Precision
Our online gradebook displays grades with one decimal point. And according to the company's online forums, many teachers and college professors around the country are quite upset with this lack of precision. How can a teacher possibly rate a student's performance if they don't know if their grade is a 92.44% or a 92.45%?
For me, grading is one of the hardest parts about teaching. It's not easy to assign numerical grades to students' work, especially knowing just how many students tend to conflate that grade in the course with their value as a person. (Not that we teachers should get any sympathy from students for this–their job is hard too.) Anything we teachers can do to make it more objective removes a bit of that psychic burden.
But we have to admit that there's always a subjective quality to grading, from the creation of the assessments to the grading of them. We can try to limit the subjective portion, but my fear is that using our fancy digital gradebooks to give more precise numbers only gives the illusion of objectivity. "I'm sorry, Bertha, I know you're a great student, but you only earned 89.99% of the available points this semester, so that's just not an A."

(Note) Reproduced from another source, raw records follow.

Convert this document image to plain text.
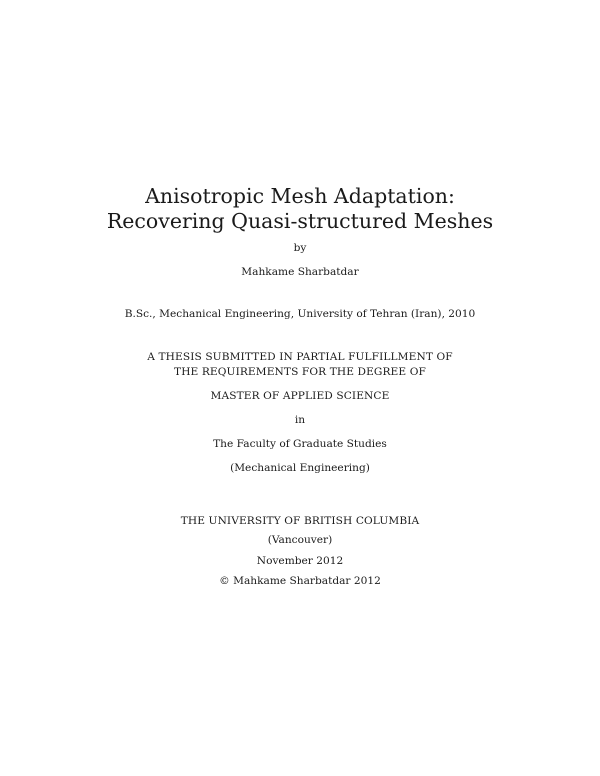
Anisotropic Mesh Adaptation:
Recovering Quasi-structured Meshes
by
Mahkame Sharbatdar
B.Sc., Mechanical Engineering, University of Tehran (Iran), 2010
A THESIS SUBMITTED IN PARTIAL FULFILLMENT OF
THE REQUIREMENTS FOR THE DEGREE OF
MASTER OF APPLIED SCIENCE
in
The Faculty of Graduate Studies
(Mechanical Engineering)
THE UNIVERSITY OF BRITISH COLUMBIA
(Vancouver)
November 2012
© Mahkame Sharbatdar 2012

Some teachers are fine with that philosophy, and that's OK. Of course, there has to be a cutoff between an A and a B somewhere. I just don't have the confidence to say that I didn't "cost" them a hundredth of a point somewhere over the course of the semester. So much as I try to ensure that each assessment is precisely written and then graded consistently for every student, I'm not perfect. What if I was a little hungry when I read Bertha's essay, and I marked off a few more points than I did on somebody else's essay of similar quality? Or what if a single multiple choice question on a test was unclear, with two possible correct answers?
There's nothing wrong with teachers who don't have these same doubts as I do, and are completely comfortable with highly precise grading scales. But I can't help but wonder if this has the potential to be an example of the "False Precision Fallacy":
False precision (also called overprecision, fake precision, misplaced precision and spurious accuracy) occurs when numerical data are presented in a manner that implies better precision than is actually the case; since precision is a limit to accuracy, this often leads to overconfidence in the accuracy as well.
It's entirely possible (likely even) that I'm wrong about all this, but acknowledging the inherent subjectivity of grading rather than fighting it has given me peace–I don't lose sleep when I give students the benefit of the doubt.